The issuer's audit committee, which is composed of "independent" board members and has unfettered access to its own outside experts, oversees the work of the "independent" auditors.
Three of the four members of Koss's audit committee had been serving on the board for more than two decades, and none of them list any direct experience whatsoever in accounting or auditing matters.
The audit committee financial expert was, and is still, 77-year old John Mattson. The only qualification listed for him is that he is the retired president of Oster Company, a division of Sunbeam Corporation. I don't want to cast unwarranted aspersions, but the shareholders of Sunbeam were the victims of an infamous and massive accounting fraud perpetrated by one Albert (Chainsaw Al) Dunlap in the late 1990s. I don't know whether Mr. Mattson was involved with Oster at the time, but the irony of a former Sunbeam executive at Koss while a fraud occurred is inescapable.
An ICFR audit of Koss could have easily devolved into a mere compliance exercise with nothing to show for it is left to be overseen by an evidently disinterested, uninformed, and moribund audit committee.
The threat of enforcement of the securities laws and SEC regulations by the SEC itself and private parties discourage intentional misstatements.
Although I have nothing specifically with respect to Koss in this regard, I do want to point out a very interesting op-ed piece from Joel Seligman that recently appeared in the New York Times. Among the points he made was that the rate of financial fraud at various points in time is negatively correlated with the size of the SEC staff.
The SEC and analysts review issuers' financial statements
A fraud that siphoned about 20% of revenue each year could not possibly escape detection by analysts of any stripe (or the auditors for that matter) if detailed reconciliations of the beginning and ending balances of all balance sheet accounts were required in the financial statement notes. There would simply be no place to hide the fancy clothes and the overpriced tchotchkes.

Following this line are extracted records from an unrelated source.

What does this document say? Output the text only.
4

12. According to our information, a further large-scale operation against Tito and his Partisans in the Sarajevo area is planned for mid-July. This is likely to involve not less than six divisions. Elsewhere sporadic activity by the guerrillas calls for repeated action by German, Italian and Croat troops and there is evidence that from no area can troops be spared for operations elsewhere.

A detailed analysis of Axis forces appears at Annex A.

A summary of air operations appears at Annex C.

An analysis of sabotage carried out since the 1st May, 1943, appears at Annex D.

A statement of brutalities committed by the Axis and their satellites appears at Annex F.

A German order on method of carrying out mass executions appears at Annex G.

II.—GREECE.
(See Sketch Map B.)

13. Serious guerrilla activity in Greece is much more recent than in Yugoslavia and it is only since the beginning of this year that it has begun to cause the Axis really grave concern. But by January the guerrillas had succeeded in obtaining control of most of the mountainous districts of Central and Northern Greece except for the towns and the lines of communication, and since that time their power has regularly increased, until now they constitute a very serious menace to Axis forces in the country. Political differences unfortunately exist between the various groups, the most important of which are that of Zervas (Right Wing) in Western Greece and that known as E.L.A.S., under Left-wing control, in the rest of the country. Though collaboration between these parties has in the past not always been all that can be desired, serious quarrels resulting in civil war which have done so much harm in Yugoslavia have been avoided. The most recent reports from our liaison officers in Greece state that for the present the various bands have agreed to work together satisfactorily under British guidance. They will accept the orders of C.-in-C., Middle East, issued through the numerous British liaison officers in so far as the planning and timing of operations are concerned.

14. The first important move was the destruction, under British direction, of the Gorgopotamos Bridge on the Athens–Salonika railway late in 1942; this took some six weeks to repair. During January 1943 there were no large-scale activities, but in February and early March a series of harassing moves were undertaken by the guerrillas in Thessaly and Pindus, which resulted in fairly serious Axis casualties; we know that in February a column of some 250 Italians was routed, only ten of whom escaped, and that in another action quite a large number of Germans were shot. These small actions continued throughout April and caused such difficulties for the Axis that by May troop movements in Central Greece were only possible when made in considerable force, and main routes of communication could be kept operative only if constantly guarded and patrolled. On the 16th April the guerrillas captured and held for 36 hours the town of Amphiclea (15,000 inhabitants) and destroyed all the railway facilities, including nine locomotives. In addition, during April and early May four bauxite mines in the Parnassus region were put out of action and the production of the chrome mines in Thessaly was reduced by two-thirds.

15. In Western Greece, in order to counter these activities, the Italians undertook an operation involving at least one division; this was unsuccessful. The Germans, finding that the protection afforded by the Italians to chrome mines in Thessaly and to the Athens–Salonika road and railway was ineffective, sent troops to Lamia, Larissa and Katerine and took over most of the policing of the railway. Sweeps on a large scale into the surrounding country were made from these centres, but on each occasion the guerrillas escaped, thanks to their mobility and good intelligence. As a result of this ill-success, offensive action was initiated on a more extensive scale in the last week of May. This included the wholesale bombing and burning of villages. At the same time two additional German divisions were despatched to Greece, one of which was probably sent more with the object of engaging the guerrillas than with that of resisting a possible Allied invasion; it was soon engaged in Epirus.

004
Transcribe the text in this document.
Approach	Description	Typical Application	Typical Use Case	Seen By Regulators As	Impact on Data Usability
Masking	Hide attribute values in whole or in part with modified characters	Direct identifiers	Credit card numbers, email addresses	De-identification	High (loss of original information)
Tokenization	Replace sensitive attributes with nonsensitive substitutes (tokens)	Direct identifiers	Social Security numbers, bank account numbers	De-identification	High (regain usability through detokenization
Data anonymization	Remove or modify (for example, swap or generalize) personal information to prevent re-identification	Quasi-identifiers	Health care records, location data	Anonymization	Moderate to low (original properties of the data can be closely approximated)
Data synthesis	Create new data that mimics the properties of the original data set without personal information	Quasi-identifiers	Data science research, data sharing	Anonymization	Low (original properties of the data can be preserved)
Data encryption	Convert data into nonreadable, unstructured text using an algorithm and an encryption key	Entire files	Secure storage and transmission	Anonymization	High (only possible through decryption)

An audit of internal controls does not obviate the need for appropriate external controls over financial reporting.
If the SEC is looking for demonstrable improvement in the quality of financial reporting through convergence with IFRS, they should unambiguously state to both Boards that they regard full transparency of changes to balance sheet accounts as the most effective measure for discouraging fraud and earnings management.
The point of this post is to show that strengthening elements of the financial reporting system that are already in place for all public companies would be more effective than adding a new element, such as an audit of ICFR.
We should require increased transparency through comprehensive reconciliations of balance sheet accounts, strengthen auditor independence through mandatory audit firm rotation; and strengthen board and audit committee independence through enhanced disclosure requirements and regulatory oversight. Any of these, singly or in combination, are logical next steps before considering the imposition of ICFR audits on smaller reporting companies.